Leonardo İnter kariyerine ise seri galibiyetlerle başladı. İlk 13 maçlık süreçte 11 galibiyet alan Leonardo’lu İnter sadece 2 mağlubiyet aldı. Şampiyonlar Ligi son 16 turunda Van Gaal’li Bayern Münih’i eleyen Leonardo tam kendini kanıtladı derken önce ligde şampiyonluk mücadelesi verdiği ezeli rakibi Milan’a 3-0 ardından Schalke’ye Şampiyonlar Ligi çeyrek final ilk maçında 5-2 gibi ağır bir skorla yenilerek toplamda 7-3’le elenmesiyle beraber arka arkaya alınan önemli mağlubiyetlerle hem şampiyonluk yarışından hem şampiyonlar liginden koptu. Şampiyonluğun ezeli rakip Milan’a kaybedilmesiyle bütün tepkileri üzerine çeken Leonardo Palermo’yu 3-1 yenerek Coppa İtalia’yı kazansa da göze giremeyerek sezon sonu gönderildi.
Taktisel Anlayış
Leonardo İnter’de de tıpkı Milan’daki gibi bir dizilim tercih etse de Zanetti gibi efsane bir bekle bu dizilimi dilediğinde 4-3-1-2’e çevrilecek şekilde 4-4-2 Diamond yani football manager diliyle baklava yerleşimini benimsedi.

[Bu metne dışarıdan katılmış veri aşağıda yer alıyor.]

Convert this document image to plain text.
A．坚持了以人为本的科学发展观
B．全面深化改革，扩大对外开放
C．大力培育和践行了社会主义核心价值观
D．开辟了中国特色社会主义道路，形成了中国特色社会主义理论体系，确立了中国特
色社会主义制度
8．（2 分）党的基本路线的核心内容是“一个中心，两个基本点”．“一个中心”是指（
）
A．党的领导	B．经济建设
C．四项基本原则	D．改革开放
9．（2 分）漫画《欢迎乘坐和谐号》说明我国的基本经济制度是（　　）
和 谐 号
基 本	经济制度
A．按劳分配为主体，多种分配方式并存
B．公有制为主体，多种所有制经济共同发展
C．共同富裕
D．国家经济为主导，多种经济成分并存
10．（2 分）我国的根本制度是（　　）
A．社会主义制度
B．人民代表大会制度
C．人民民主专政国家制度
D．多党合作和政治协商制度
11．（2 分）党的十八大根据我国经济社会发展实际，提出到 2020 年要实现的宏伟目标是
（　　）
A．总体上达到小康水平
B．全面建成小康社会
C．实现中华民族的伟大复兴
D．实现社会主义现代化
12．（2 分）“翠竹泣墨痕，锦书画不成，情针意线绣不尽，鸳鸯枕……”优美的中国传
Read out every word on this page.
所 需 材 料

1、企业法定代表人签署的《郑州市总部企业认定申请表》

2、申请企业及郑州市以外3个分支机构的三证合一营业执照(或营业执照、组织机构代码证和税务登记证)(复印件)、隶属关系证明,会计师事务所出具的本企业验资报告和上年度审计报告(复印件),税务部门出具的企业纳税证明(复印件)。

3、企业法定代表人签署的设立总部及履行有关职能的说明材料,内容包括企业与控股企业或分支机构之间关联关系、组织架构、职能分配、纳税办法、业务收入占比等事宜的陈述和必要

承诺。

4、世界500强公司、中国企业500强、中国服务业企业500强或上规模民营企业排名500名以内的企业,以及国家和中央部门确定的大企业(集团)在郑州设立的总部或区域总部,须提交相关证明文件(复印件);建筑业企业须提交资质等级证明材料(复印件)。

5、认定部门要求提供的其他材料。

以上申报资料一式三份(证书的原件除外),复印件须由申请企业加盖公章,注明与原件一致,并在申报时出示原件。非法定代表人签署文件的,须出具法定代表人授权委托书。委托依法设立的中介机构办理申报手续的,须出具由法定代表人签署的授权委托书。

Çift forvet ve 3’lü ortasahadan kolay kolay vazgeçemeyen Leonardo, Sneijder’in çoğunlukla sakat olduğu dönemde onun bölgesine Stankovic’i yerleştirdi. Hücum bölgesini kuvvetlendirmek istediğinde ise 4-3-3’ü tercih eden Leonardo sağ kanatta Pandev forvette Eto’o’ya şans verirken solda da çoğu kez geriye de sürekli yardımcı olan Milito’yu kullandı.
PSG Günleri
İnter’den ayrıldıktan sonra kariyerinde yeni bir sayfa açan Leonardo bu kez yeni bir misyon yüklenerek Katarlı milyarder Nasır el-Halifi’nin satın aldığı ünlü Fransız kulüp Paris Saint Germain’in sportif direktörlük pozisyonu için anlaşmaya vardı. Güçlü bir sermayeyle kulübü sürekli şampiyon duruma getirip Şampiyonlar Ligi şampiyonluğuna oynayacak bir takım kurmak için tüm gücünü Leonardo’nun önüne seren milyarder işadamı günler geçtikçe bu konu için ne kadar doğru bir tercih yaptığını anlayacaktı. Leonardo gelir gelmez İnter’den oyuncusu olan Motta’yı Fransız ekibe kazandırırken Pastore,Menez,Gameiro,Matuidi,Sirigu gibi bir çok potansiyel yıldız adayını da Pastore hariç kabul edilebilir bedellerle takıma getirdi. Fakat istenilen sonuçlar bir türlü gelemeyince Kombouare’yi yollayan PSG yönetimi Leonardo’nun da isteği doğrultusunda Milan’da birlikte çalıştırdığı Ancelotti’yi takımın başına getirdi. İlk sezon şampiyonluk kılpayı kaçsa da bir sonraki sezon özlenen şampiyonluğa kavuşan PSG’de transferlerin ardı arkası kesilmezken Leonardo, Thiago Silva ve İbrahimovic gibi bir çok dünya yıldızını kulübe kazandırmaya devam etti ve takım içinde büyük bir atmosfer oluşturdu. Ancak bu projenin sonu Leonardo’nun sinirlerine hakim olamayışıyla son bulacaktı. 5 Mayıs 2013’te oynanan ve 1-1 biten Valenciennes karşılaşması sonunda tünelde Silva’ya haksız kırmızı kart gösterdiğini düşündüğü hakeme omuz atan Leo 9 ay ceza alınca sezon sonunda Ancelotti’nin ayrılacağını açıklamasıyla beraber istifasını vererek Fransa’dan ayrılma kararı aldı. Bugün bile geri dönme ihtimali PSG taraftarlarını heyecanlandırsa da ismi başta Roma daha sonra Brezilya Milli Takımı’yla anılan Leonardo en son Galatasaray’la flört halinde.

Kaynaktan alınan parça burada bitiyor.